Renvoie la société PLACEO à se pourvoir devant le tribunal de grande instance de Paris.
Condamne la société PLACEO à verser à la SMABTP la somme de 3 000 euros sur le fondement des dispositions de l’article 700 du Code de procédure civile
Condamne la société PLACEO aux dépens de première instance et d’appel, ceux d’appel pouvant être recouvrés par la SELARL Patricia Minault, avocat au barreau de Versailles, conformément aux dispositions de l’article 699 du code de procédure civile.

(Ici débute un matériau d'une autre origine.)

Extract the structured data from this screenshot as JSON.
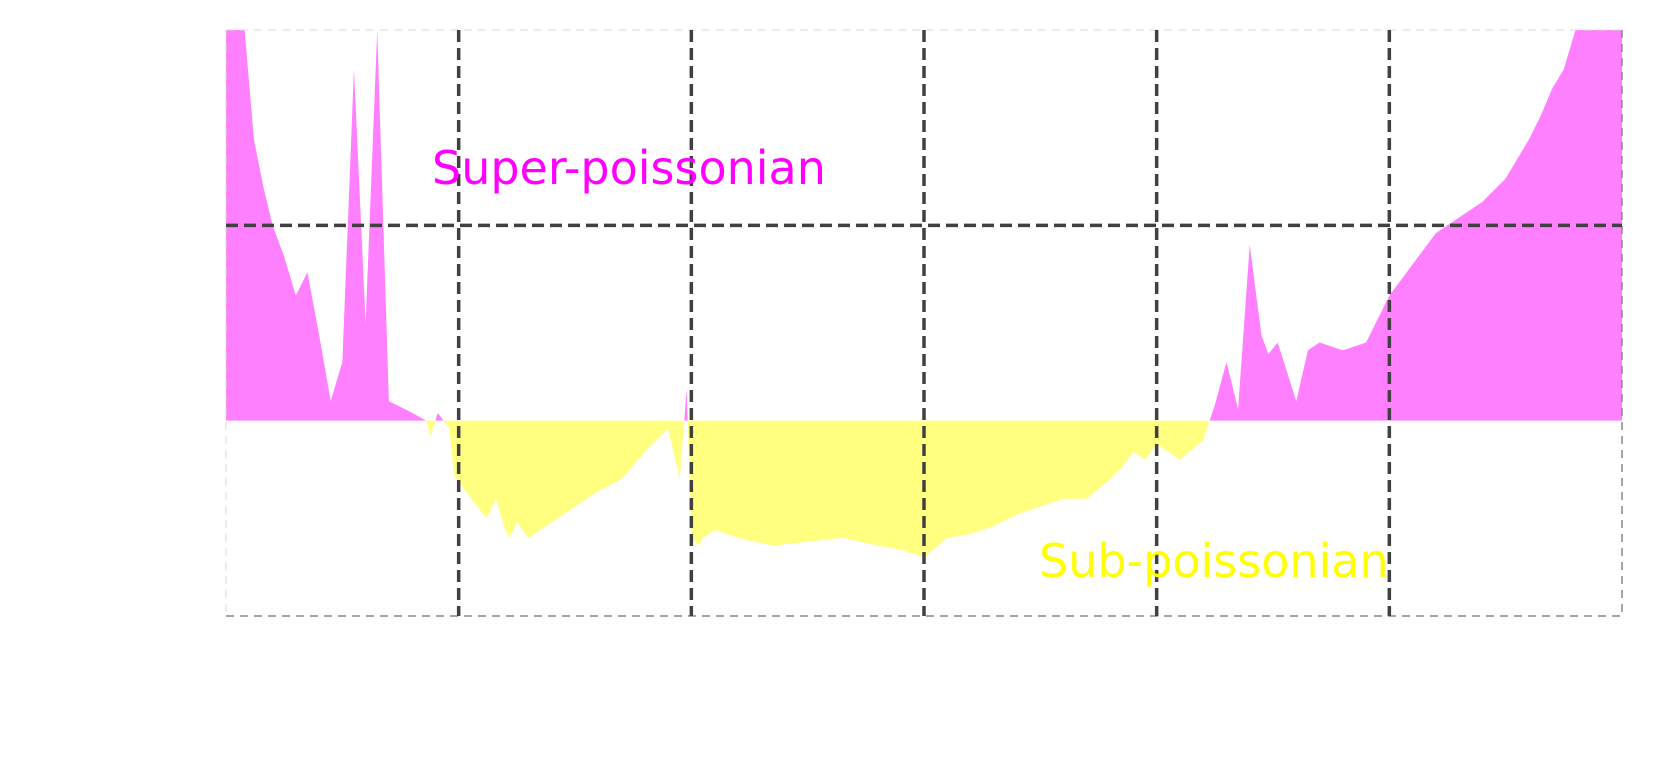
{
  "chart_data": {
    "type": "area",
    "title": "",
    "xlabel": "",
    "ylabel": "",
    "xlim": [
      0,
      6
    ],
    "ylim": [
      -0.5,
      1.0
    ],
    "grid": true,
    "x_gridlines": [
      1,
      2,
      3,
      4,
      5
    ],
    "y_gridlines": [
      0.5
    ],
    "baseline": 0,
    "annotations": {
      "super": "Super-poissonian",
      "sub": "Sub-poissonian"
    },
    "colors": {
      "super": "#ff80ff",
      "sub": "#ffff80",
      "super_text": "#ff00ff",
      "sub_text": "#ffff00",
      "grid": "#404040"
    },
    "series": [
      {
        "x": [
          0,
          0.08,
          0.12,
          0.16,
          0.2,
          0.25,
          0.3,
          0.35,
          0.4,
          0.45,
          0.5,
          0.55,
          0.6,
          0.65,
          0.7,
          0.8,
          0.86,
          0.88,
          0.91,
          0.96,
          0.98,
          1.03,
          1.08,
          1.12,
          1.16,
          1.2,
          1.22,
          1.25,
          1.3,
          1.4,
          1.5,
          1.6,
          1.7,
          1.8,
          1.9,
          1.95,
          1.98,
          2.0,
          2.03,
          2.05,
          2.1,
          2.2,
          2.35,
          2.5,
          2.65,
          2.8,
          2.9,
          3.0,
          3.1,
          3.2,
          3.3,
          3.4,
          3.5,
          3.6,
          3.7,
          3.8,
          3.85,
          3.9,
          3.95,
          4.0,
          4.1,
          4.2,
          4.25,
          4.3,
          4.35,
          4.4,
          4.45,
          4.48,
          4.52,
          4.6,
          4.65,
          4.7,
          4.8,
          4.9,
          5.0,
          5.1,
          5.2,
          5.3,
          5.4,
          5.5,
          5.6,
          5.65,
          5.7,
          5.75,
          5.8,
          5.85,
          6.0
        ],
        "y": [
          1.0,
          1.0,
          0.72,
          0.6,
          0.5,
          0.42,
          0.32,
          0.38,
          0.22,
          0.05,
          0.15,
          0.9,
          0.25,
          1.0,
          0.05,
          0.02,
          0.0,
          -0.04,
          0.02,
          -0.02,
          -0.14,
          -0.18,
          -0.22,
          -0.25,
          -0.2,
          -0.28,
          -0.3,
          -0.26,
          -0.3,
          -0.26,
          -0.22,
          -0.18,
          -0.15,
          -0.08,
          -0.02,
          -0.15,
          0.08,
          -0.3,
          -0.32,
          -0.3,
          -0.28,
          -0.3,
          -0.32,
          -0.31,
          -0.3,
          -0.32,
          -0.33,
          -0.35,
          -0.3,
          -0.29,
          -0.27,
          -0.24,
          -0.22,
          -0.2,
          -0.2,
          -0.15,
          -0.12,
          -0.08,
          -0.1,
          -0.06,
          -0.1,
          -0.05,
          0.04,
          0.15,
          0.03,
          0.45,
          0.22,
          0.17,
          0.2,
          0.05,
          0.18,
          0.2,
          0.18,
          0.2,
          0.32,
          0.4,
          0.48,
          0.52,
          0.56,
          0.62,
          0.72,
          0.78,
          0.85,
          0.9,
          1.0,
          1.0,
          1.0
        ]
      }
    ]
  }
}
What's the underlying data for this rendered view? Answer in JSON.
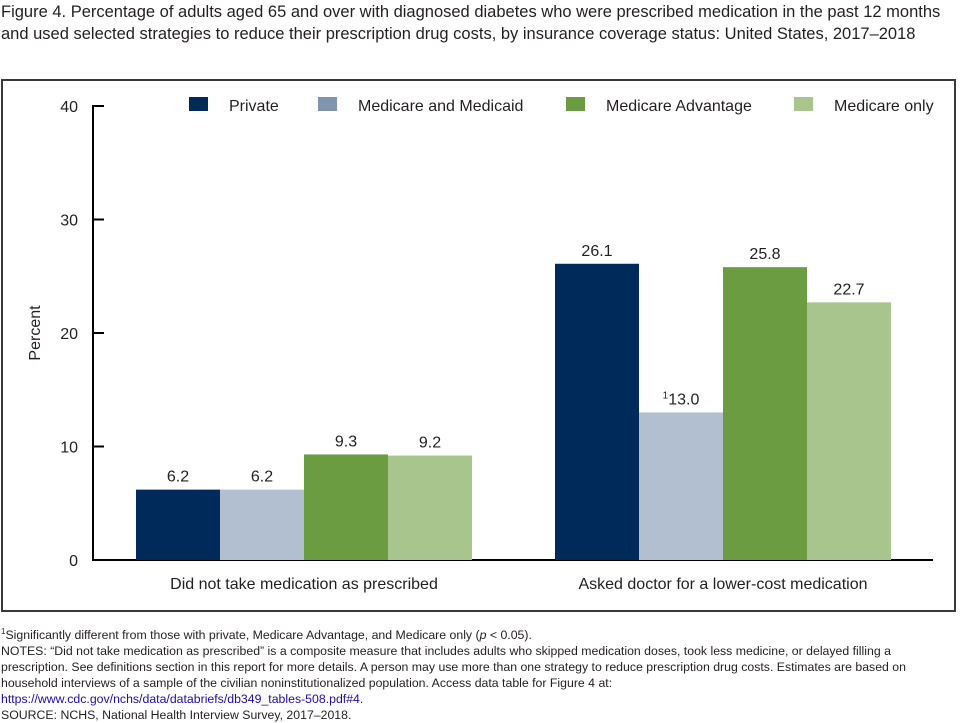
{
  "title": "Figure 4. Percentage of adults aged 65 and over with diagnosed diabetes who were prescribed medication in the past 12 months and used selected strategies to reduce their prescription drug costs, by insurance coverage status: United States, 2017–2018",
  "chart_data": {
    "type": "bar",
    "title": "Percentage of adults aged 65 and over with diagnosed diabetes who were prescribed medication in the past 12 months and used selected strategies to reduce their prescription drug costs, by insurance coverage status: United States, 2017–2018",
    "xlabel": "",
    "ylabel": "Percent",
    "ylim": [
      0,
      40
    ],
    "yticks": [
      0,
      10,
      20,
      30,
      40
    ],
    "grid": false,
    "legend_position": "top",
    "categories": [
      "Did not take medication as prescribed",
      "Asked doctor for a lower-cost medication"
    ],
    "series": [
      {
        "name": "Private",
        "color": "#002a5a",
        "values": [
          6.2,
          26.1
        ],
        "labels": [
          "6.2",
          "26.1"
        ],
        "superscripts": [
          "",
          ""
        ]
      },
      {
        "name": "Medicare and Medicaid",
        "color": "#b1bfd0",
        "legend_color": "#7f95ae",
        "values": [
          6.2,
          13.0
        ],
        "labels": [
          "6.2",
          "13.0"
        ],
        "superscripts": [
          "",
          "1"
        ]
      },
      {
        "name": "Medicare Advantage",
        "color": "#6b9c42",
        "values": [
          9.3,
          25.8
        ],
        "labels": [
          "9.3",
          "25.8"
        ],
        "superscripts": [
          "",
          ""
        ]
      },
      {
        "name": "Medicare only",
        "color": "#a8c58e",
        "values": [
          9.2,
          22.7
        ],
        "labels": [
          "9.2",
          "22.7"
        ],
        "superscripts": [
          "",
          ""
        ]
      }
    ]
  },
  "footnotes": {
    "sig_marker": "1",
    "sig_text_before": "Significantly different from those with private, Medicare Advantage, and Medicare only (",
    "sig_p": "p",
    "sig_text_after": " < 0.05).",
    "notes": "NOTES: “Did not take medication as prescribed” is a composite measure that includes adults who skipped medication doses, took less medicine, or delayed filling a prescription. See definitions section in this report for more details. A person may use more than one strategy to reduce prescription drug costs. Estimates are based on household interviews of a sample of the civilian noninstitutionalized population. Access data table for Figure 4 at:",
    "link": "https://www.cdc.gov/nchs/data/databriefs/db349_tables-508.pdf#4",
    "link_suffix": ".",
    "source": "SOURCE: NCHS, National Health Interview Survey, 2017–2018."
  }
}
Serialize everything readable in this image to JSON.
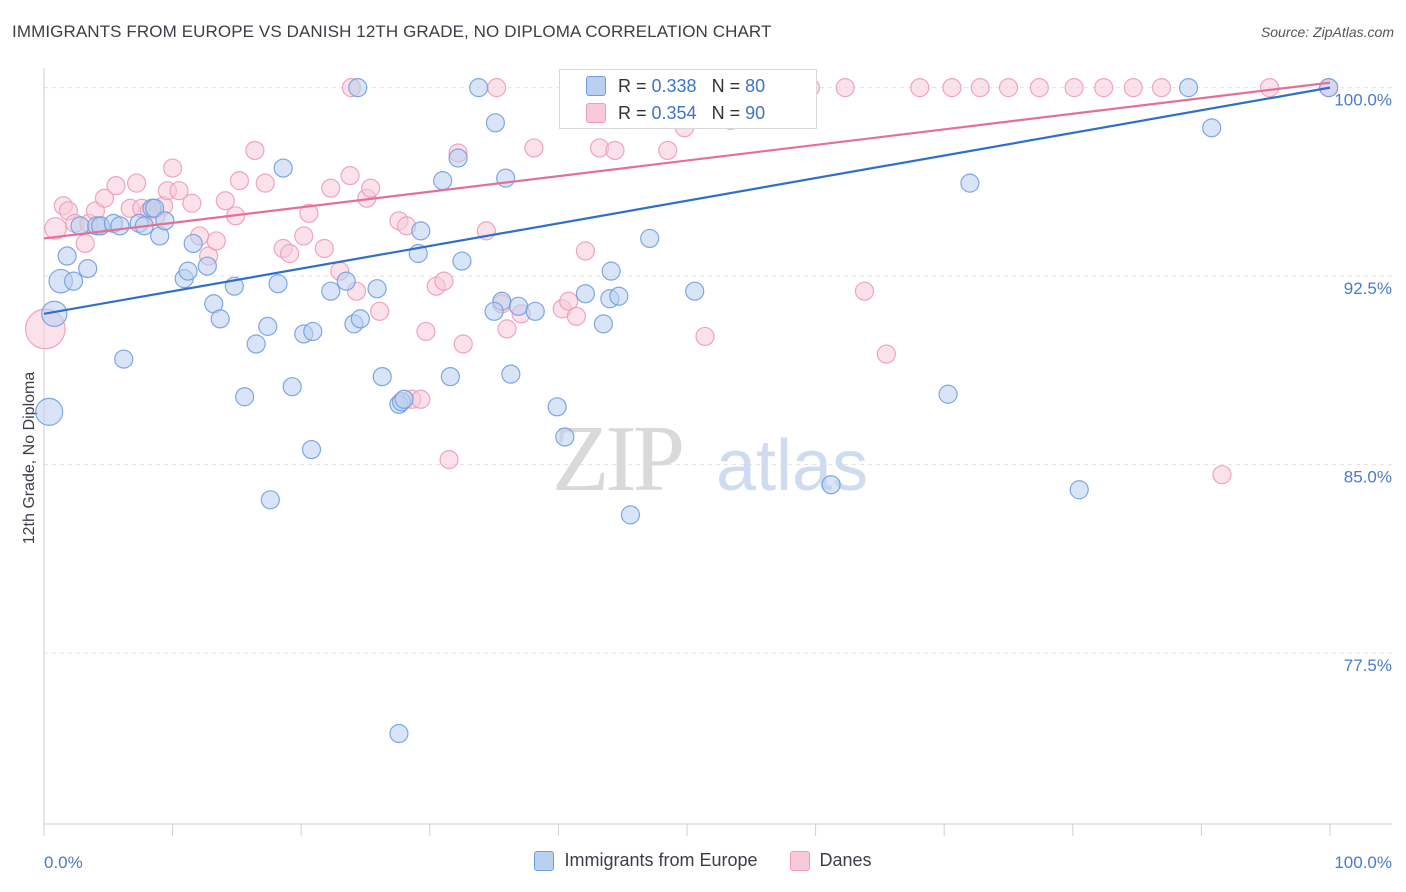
{
  "header": {
    "title": "IMMIGRANTS FROM EUROPE VS DANISH 12TH GRADE, NO DIPLOMA CORRELATION CHART",
    "source": "Source: ZipAtlas.com"
  },
  "watermark": {
    "zip": "ZIP",
    "atlas": "atlas"
  },
  "colors": {
    "blue": "#6f9ee0",
    "blue_fill": "#b9cff0",
    "blue_line": "#2f6fcc",
    "pink": "#ee9bb7",
    "pink_fill": "#f8cad9",
    "pink_line": "#e56f96",
    "tick_text": "#4a7bc8"
  },
  "stats": {
    "blue": {
      "r_label": "R = ",
      "r_value": "0.338",
      "n_label": "N = ",
      "n_value": "80"
    },
    "pink": {
      "r_label": "R = ",
      "r_value": "0.354",
      "n_label": "N = ",
      "n_value": "90"
    }
  },
  "chart_data": {
    "type": "scatter",
    "title": "IMMIGRANTS FROM EUROPE VS DANISH 12TH GRADE, NO DIPLOMA CORRELATION CHART",
    "xlabel": "",
    "ylabel": "12th Grade, No Diploma",
    "x_tick_labels": [
      "0.0%",
      "100.0%"
    ],
    "y_tick_labels": [
      "100.0%",
      "92.5%",
      "85.0%",
      "77.5%"
    ],
    "y_ticks": [
      100.0,
      92.5,
      85.0,
      77.5
    ],
    "xlim": [
      0,
      100
    ],
    "ylim": [
      70.7,
      101.1
    ],
    "grid": "horizontal dashed",
    "legend_position": "bottom-center",
    "series": [
      {
        "name": "Immigrants from Europe",
        "color": "blue",
        "trend": {
          "x": [
            0,
            100
          ],
          "y": [
            91.0,
            100.0
          ]
        },
        "points": [
          [
            0.4,
            87.1,
            1.5
          ],
          [
            0.8,
            91.0,
            1.4
          ],
          [
            1.3,
            92.3,
            1.3
          ],
          [
            1.8,
            93.3,
            1.0
          ],
          [
            2.3,
            92.3,
            1.0
          ],
          [
            3.4,
            92.8,
            1.0
          ],
          [
            2.8,
            94.5,
            1.0
          ],
          [
            4.1,
            94.5,
            1.0
          ],
          [
            4.4,
            94.5,
            1.0
          ],
          [
            5.4,
            94.6,
            1.0
          ],
          [
            5.9,
            94.5,
            1.0
          ],
          [
            6.2,
            89.2,
            1.0
          ],
          [
            8.4,
            95.2,
            1.0
          ],
          [
            8.6,
            95.2,
            1.0
          ],
          [
            7.4,
            94.6,
            1.0
          ],
          [
            7.8,
            94.5,
            1.0
          ],
          [
            9.0,
            94.1,
            1.0
          ],
          [
            9.4,
            94.7,
            1.0
          ],
          [
            10.9,
            92.4,
            1.0
          ],
          [
            11.2,
            92.7,
            1.0
          ],
          [
            11.6,
            93.8,
            1.0
          ],
          [
            12.7,
            92.9,
            1.0
          ],
          [
            13.2,
            91.4,
            1.0
          ],
          [
            13.7,
            90.8,
            1.0
          ],
          [
            14.8,
            92.1,
            1.0
          ],
          [
            15.6,
            87.7,
            1.0
          ],
          [
            16.5,
            89.8,
            1.0
          ],
          [
            17.4,
            90.5,
            1.0
          ],
          [
            17.6,
            83.6,
            1.0
          ],
          [
            18.2,
            92.2,
            1.0
          ],
          [
            19.3,
            88.1,
            1.0
          ],
          [
            20.2,
            90.2,
            1.0
          ],
          [
            20.9,
            90.3,
            1.0
          ],
          [
            18.6,
            96.8,
            1.0
          ],
          [
            20.8,
            85.6,
            1.0
          ],
          [
            22.3,
            91.9,
            1.0
          ],
          [
            23.5,
            92.3,
            1.0
          ],
          [
            24.1,
            90.6,
            1.0
          ],
          [
            24.6,
            90.8,
            1.0
          ],
          [
            25.9,
            92.0,
            1.0
          ],
          [
            26.3,
            88.5,
            1.0
          ],
          [
            27.6,
            87.4,
            1.0
          ],
          [
            27.8,
            87.5,
            1.0
          ],
          [
            28.0,
            87.6,
            1.0
          ],
          [
            27.6,
            74.3,
            1.0
          ],
          [
            29.3,
            94.3,
            1.0
          ],
          [
            29.1,
            93.4,
            1.0
          ],
          [
            31.0,
            96.3,
            1.0
          ],
          [
            31.6,
            88.5,
            1.0
          ],
          [
            32.2,
            97.2,
            1.0
          ],
          [
            32.5,
            93.1,
            1.0
          ],
          [
            35.1,
            98.6,
            1.0
          ],
          [
            35.6,
            91.5,
            1.0
          ],
          [
            35.9,
            96.4,
            1.0
          ],
          [
            36.3,
            88.6,
            1.0
          ],
          [
            35.0,
            91.1,
            1.0
          ],
          [
            36.9,
            91.3,
            1.0
          ],
          [
            38.2,
            91.1,
            1.0
          ],
          [
            39.9,
            87.3,
            1.0
          ],
          [
            40.5,
            86.1,
            1.0
          ],
          [
            42.1,
            91.8,
            1.0
          ],
          [
            43.5,
            90.6,
            1.0
          ],
          [
            44.1,
            92.7,
            1.0
          ],
          [
            44.0,
            91.6,
            1.0
          ],
          [
            44.7,
            91.7,
            1.0
          ],
          [
            45.6,
            83.0,
            1.0
          ],
          [
            47.1,
            94.0,
            1.0
          ],
          [
            50.6,
            91.9,
            1.0
          ],
          [
            56.7,
            100.0,
            1.0
          ],
          [
            61.2,
            84.2,
            1.0
          ],
          [
            70.3,
            87.8,
            1.0
          ],
          [
            72.0,
            96.2,
            1.0
          ],
          [
            80.5,
            84.0,
            1.0
          ],
          [
            90.8,
            98.4,
            1.0
          ],
          [
            89.0,
            100.0,
            1.0
          ],
          [
            99.9,
            100.0,
            1.0
          ],
          [
            24.4,
            100.0,
            1.0
          ],
          [
            33.8,
            100.0,
            1.0
          ],
          [
            41.2,
            100.0,
            1.0
          ],
          [
            46.6,
            100.0,
            1.0
          ]
        ]
      },
      {
        "name": "Danes",
        "color": "pink",
        "trend": {
          "x": [
            0,
            100
          ],
          "y": [
            94.0,
            100.2
          ]
        },
        "points": [
          [
            0.1,
            90.4,
            2.2
          ],
          [
            0.9,
            94.4,
            1.2
          ],
          [
            1.5,
            95.3,
            1.0
          ],
          [
            1.9,
            95.1,
            1.0
          ],
          [
            2.4,
            94.6,
            1.0
          ],
          [
            3.2,
            93.8,
            1.0
          ],
          [
            3.5,
            94.6,
            1.0
          ],
          [
            4.0,
            95.1,
            1.0
          ],
          [
            4.4,
            94.5,
            1.0
          ],
          [
            4.7,
            95.6,
            1.0
          ],
          [
            5.6,
            96.1,
            1.0
          ],
          [
            6.7,
            95.2,
            1.0
          ],
          [
            7.2,
            96.2,
            1.0
          ],
          [
            7.6,
            95.2,
            1.0
          ],
          [
            8.2,
            95.1,
            1.0
          ],
          [
            8.7,
            94.9,
            1.0
          ],
          [
            9.3,
            95.3,
            1.0
          ],
          [
            9.6,
            95.9,
            1.0
          ],
          [
            10.0,
            96.8,
            1.0
          ],
          [
            10.5,
            95.9,
            1.0
          ],
          [
            11.5,
            95.4,
            1.0
          ],
          [
            12.1,
            94.1,
            1.0
          ],
          [
            12.8,
            93.3,
            1.0
          ],
          [
            13.4,
            93.9,
            1.0
          ],
          [
            14.1,
            95.5,
            1.0
          ],
          [
            14.9,
            94.9,
            1.0
          ],
          [
            15.2,
            96.3,
            1.0
          ],
          [
            16.4,
            97.5,
            1.0
          ],
          [
            17.2,
            96.2,
            1.0
          ],
          [
            18.6,
            93.6,
            1.0
          ],
          [
            19.1,
            93.4,
            1.0
          ],
          [
            20.2,
            94.1,
            1.0
          ],
          [
            20.6,
            95.0,
            1.0
          ],
          [
            21.8,
            93.6,
            1.0
          ],
          [
            22.3,
            96.0,
            1.0
          ],
          [
            23.0,
            92.7,
            1.0
          ],
          [
            23.8,
            96.5,
            1.0
          ],
          [
            24.3,
            91.9,
            1.0
          ],
          [
            25.1,
            95.6,
            1.0
          ],
          [
            25.4,
            96.0,
            1.0
          ],
          [
            26.1,
            91.1,
            1.0
          ],
          [
            27.6,
            94.7,
            1.0
          ],
          [
            28.2,
            94.5,
            1.0
          ],
          [
            28.6,
            87.6,
            1.0
          ],
          [
            29.3,
            87.6,
            1.0
          ],
          [
            29.7,
            90.3,
            1.0
          ],
          [
            30.5,
            92.1,
            1.0
          ],
          [
            31.1,
            92.3,
            1.0
          ],
          [
            31.5,
            85.2,
            1.0
          ],
          [
            32.2,
            97.4,
            1.0
          ],
          [
            32.6,
            89.8,
            1.0
          ],
          [
            34.4,
            94.3,
            1.0
          ],
          [
            35.6,
            91.4,
            1.0
          ],
          [
            36.0,
            90.4,
            1.0
          ],
          [
            37.1,
            91.0,
            1.0
          ],
          [
            38.1,
            97.6,
            1.0
          ],
          [
            40.3,
            91.2,
            1.0
          ],
          [
            40.8,
            91.5,
            1.0
          ],
          [
            41.4,
            90.9,
            1.0
          ],
          [
            42.1,
            93.5,
            1.0
          ],
          [
            43.2,
            97.6,
            1.0
          ],
          [
            44.4,
            97.5,
            1.0
          ],
          [
            46.1,
            100.0,
            1.0
          ],
          [
            47.2,
            100.0,
            1.0
          ],
          [
            48.5,
            97.5,
            1.0
          ],
          [
            49.8,
            98.4,
            1.0
          ],
          [
            51.4,
            90.1,
            1.0
          ],
          [
            52.1,
            100.0,
            1.0
          ],
          [
            53.4,
            98.7,
            1.0
          ],
          [
            55.2,
            100.0,
            1.0
          ],
          [
            57.3,
            100.0,
            1.0
          ],
          [
            59.6,
            100.0,
            1.0
          ],
          [
            62.3,
            100.0,
            1.0
          ],
          [
            63.8,
            91.9,
            1.0
          ],
          [
            65.5,
            89.4,
            1.0
          ],
          [
            68.1,
            100.0,
            1.0
          ],
          [
            70.6,
            100.0,
            1.0
          ],
          [
            72.8,
            100.0,
            1.0
          ],
          [
            75.0,
            100.0,
            1.0
          ],
          [
            77.4,
            100.0,
            1.0
          ],
          [
            80.1,
            100.0,
            1.0
          ],
          [
            82.4,
            100.0,
            1.0
          ],
          [
            84.7,
            100.0,
            1.0
          ],
          [
            86.9,
            100.0,
            1.0
          ],
          [
            91.6,
            84.6,
            1.0
          ],
          [
            95.3,
            100.0,
            1.0
          ],
          [
            99.9,
            100.0,
            1.0
          ],
          [
            23.9,
            100.0,
            1.0
          ],
          [
            35.2,
            100.0,
            1.0
          ],
          [
            45.0,
            100.0,
            1.0
          ]
        ]
      }
    ]
  },
  "legend": {
    "items": [
      {
        "label": "Immigrants from Europe"
      },
      {
        "label": "Danes"
      }
    ]
  }
}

Prononcé publiquement par mise à disposition de l’arrêt au greffe de la cour, les parties en ayant été préalablement avisées dans les conditions prévues au deuxième alinéa de l’article 450 du code de procédure civile.
Signé par Madame Brigitte AZOGUI-CHOKRON, Président et par Madame MULOT, Greffier, auquel la minute de la décision a été remise par le magistrat signataire.